Thilawa SEZ was developed under the previous administration of U Thein Sein in 2013-15 as a model SEZ, designed to eliminate red tape, streamline procedures and set high standards of transparency in the approval process, in line with international practices.
At Thilawa SEZ, investment licences are normally granted within two weeks of an application while company incorporation/registration takes only one day at its One Stop Service Centre.
Despite transparent procedures and the relatively short start-up time, the report implied Milcom Steel's projected loss was due to delays on the part of the SEZ's management committee.
In reality, Milcom's application for an investment licence was approved within seven days. Similarly, its Environmental Conservation and Protection Plan was approved within six days and building permit was approved within 17 days.

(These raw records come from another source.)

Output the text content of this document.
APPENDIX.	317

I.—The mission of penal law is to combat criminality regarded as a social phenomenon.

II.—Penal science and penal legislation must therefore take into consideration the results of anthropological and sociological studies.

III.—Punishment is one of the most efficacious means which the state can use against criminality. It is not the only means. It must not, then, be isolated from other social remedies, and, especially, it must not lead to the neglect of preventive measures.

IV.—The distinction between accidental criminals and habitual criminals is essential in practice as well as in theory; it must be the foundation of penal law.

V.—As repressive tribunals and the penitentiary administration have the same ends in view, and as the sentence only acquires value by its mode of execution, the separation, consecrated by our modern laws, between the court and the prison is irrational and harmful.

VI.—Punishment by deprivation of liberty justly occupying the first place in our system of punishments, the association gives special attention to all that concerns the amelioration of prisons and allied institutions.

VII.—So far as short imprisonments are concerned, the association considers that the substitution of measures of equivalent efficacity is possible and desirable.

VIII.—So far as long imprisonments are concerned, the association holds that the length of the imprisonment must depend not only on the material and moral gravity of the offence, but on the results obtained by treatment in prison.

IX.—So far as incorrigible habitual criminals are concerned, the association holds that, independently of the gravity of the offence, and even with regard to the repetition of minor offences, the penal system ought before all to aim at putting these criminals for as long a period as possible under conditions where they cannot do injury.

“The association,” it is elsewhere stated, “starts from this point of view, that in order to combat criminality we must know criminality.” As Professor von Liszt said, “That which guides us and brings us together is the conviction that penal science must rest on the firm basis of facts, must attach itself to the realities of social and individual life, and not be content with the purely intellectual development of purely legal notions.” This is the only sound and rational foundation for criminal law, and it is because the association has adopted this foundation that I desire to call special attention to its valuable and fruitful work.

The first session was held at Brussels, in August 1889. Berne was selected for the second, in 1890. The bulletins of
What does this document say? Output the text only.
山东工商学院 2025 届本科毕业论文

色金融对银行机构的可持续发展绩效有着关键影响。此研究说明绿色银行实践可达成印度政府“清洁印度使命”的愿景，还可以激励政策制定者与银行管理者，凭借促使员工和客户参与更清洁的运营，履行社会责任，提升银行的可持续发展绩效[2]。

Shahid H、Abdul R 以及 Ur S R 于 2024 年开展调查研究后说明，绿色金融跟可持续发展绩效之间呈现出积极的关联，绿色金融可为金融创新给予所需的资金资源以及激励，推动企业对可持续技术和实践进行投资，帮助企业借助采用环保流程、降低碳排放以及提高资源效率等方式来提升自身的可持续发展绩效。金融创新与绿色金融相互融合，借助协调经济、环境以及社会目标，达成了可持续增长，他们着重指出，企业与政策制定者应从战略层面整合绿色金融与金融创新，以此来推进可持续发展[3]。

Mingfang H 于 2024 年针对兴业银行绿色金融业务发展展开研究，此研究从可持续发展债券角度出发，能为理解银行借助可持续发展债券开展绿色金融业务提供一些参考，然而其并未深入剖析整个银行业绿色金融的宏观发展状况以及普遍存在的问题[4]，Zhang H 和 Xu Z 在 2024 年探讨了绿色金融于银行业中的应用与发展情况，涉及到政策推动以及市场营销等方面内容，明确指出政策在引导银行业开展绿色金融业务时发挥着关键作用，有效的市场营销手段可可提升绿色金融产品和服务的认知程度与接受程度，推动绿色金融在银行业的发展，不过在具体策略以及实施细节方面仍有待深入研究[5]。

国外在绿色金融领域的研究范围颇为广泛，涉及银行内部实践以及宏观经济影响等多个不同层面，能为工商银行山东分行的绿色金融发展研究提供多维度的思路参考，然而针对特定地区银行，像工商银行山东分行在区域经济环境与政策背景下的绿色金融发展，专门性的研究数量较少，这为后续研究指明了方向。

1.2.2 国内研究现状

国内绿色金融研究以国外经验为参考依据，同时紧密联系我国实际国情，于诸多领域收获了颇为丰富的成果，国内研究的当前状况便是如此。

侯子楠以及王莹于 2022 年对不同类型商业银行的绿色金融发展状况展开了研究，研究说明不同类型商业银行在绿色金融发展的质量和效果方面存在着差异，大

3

Milcom must still undergo a couple of final inspections. However, unless the company officially asks -- or, in other words, unless the company is ready, these inspections cannot be conducted.
As of late April, Milcom did not appear ready and had not asked the management committee for the final inspections.
Thus, it clearly was not prevarication by the management committee but delays at Milcom itself which have delayed the start of operations at the new plant. I am concerned your report about Milcom could create misunderstanding among investors and undermine the image of what is clearly an exemplary SEZ in Myanmar.